In Hamilton’s own struggle over the construction of the Red Hill Valley Expressway, local residents joined with academics, environmentalists, Six Nations, anti-poverty groups, politicians and artists. The reasons we fought were wide and varied – from concerns about budgets and taxes to trees and air quality. And though that was almost a decade ago now, the same set of issues continue to play themselves out around the world.

More Indians Blocking Roads
Consider the recent battles in India, where state forces just shot another 3 people (including a 17-year-old boy) for protesting a the Yamuna Expressway, a 165km, $2 billion dollar highway between New Delhi and Agra (home of the Taj Mahal). The issue has brought to light a lot of issues about development and favoured contactors in India, as well as the rights of rural farmers and role of expropriation laws from the British Colonial Era.

Anarchists, Bono, Defeat Russia
In Russia, a major highway project running from Moscow to St. Petersburg was halted after large unruly protests. What started as a peaceful stand against the destruction of forest in the Moscow Suburb of Khimki turned bloody after an attack by Russian Neo-Nazis which was quickly followed up by a round of protester arrests.
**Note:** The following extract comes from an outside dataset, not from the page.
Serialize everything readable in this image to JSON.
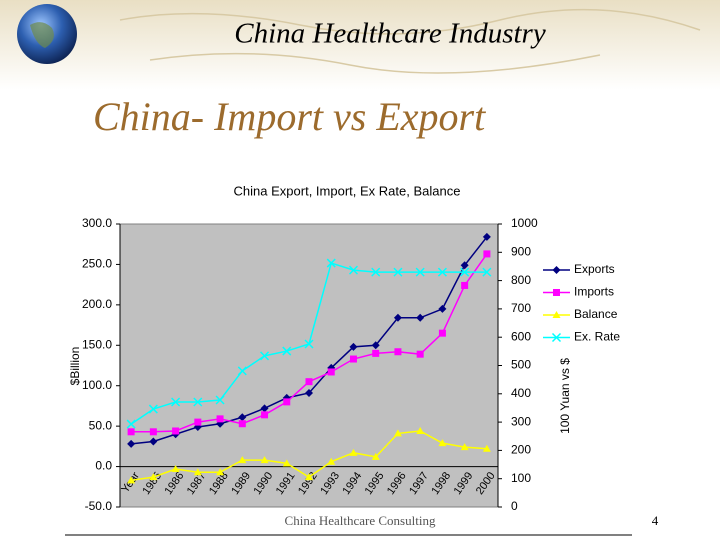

In response, hundreds of anarchists and antifascists laid siege to the Khimki town hall. As the issue intensified and even Bono got involved, President Medvedev broke with Putin and agreed to put a hold on the issue until more studies could be done.

This is all within the the last month or so, and has rocked two of the largest and populated nations on earth. Highways are about more than transportation needs – whoever designs them gets an enormous amount of power over the future of trade and transport in the area, which translates to a lot of profit for developers.

We must always “think globally and act locally”. Whether it’s a power plant, dam, highway or other development project, we must always recognize that it’s not just about our back yards – it’s just easiest to start there, and hardest to fight people on their own home turf. I don’t want to get beat up by Russian neofascists or shot at by Indian soldiers, and the thousands it would cost to get us there could be much better spent than by bringing a few token white people over. Here in Canada, though, we’re facing the very same issues, and don’t have to go very far to find a road to block or construction site to occupy, if the last ten years in this province is any indication.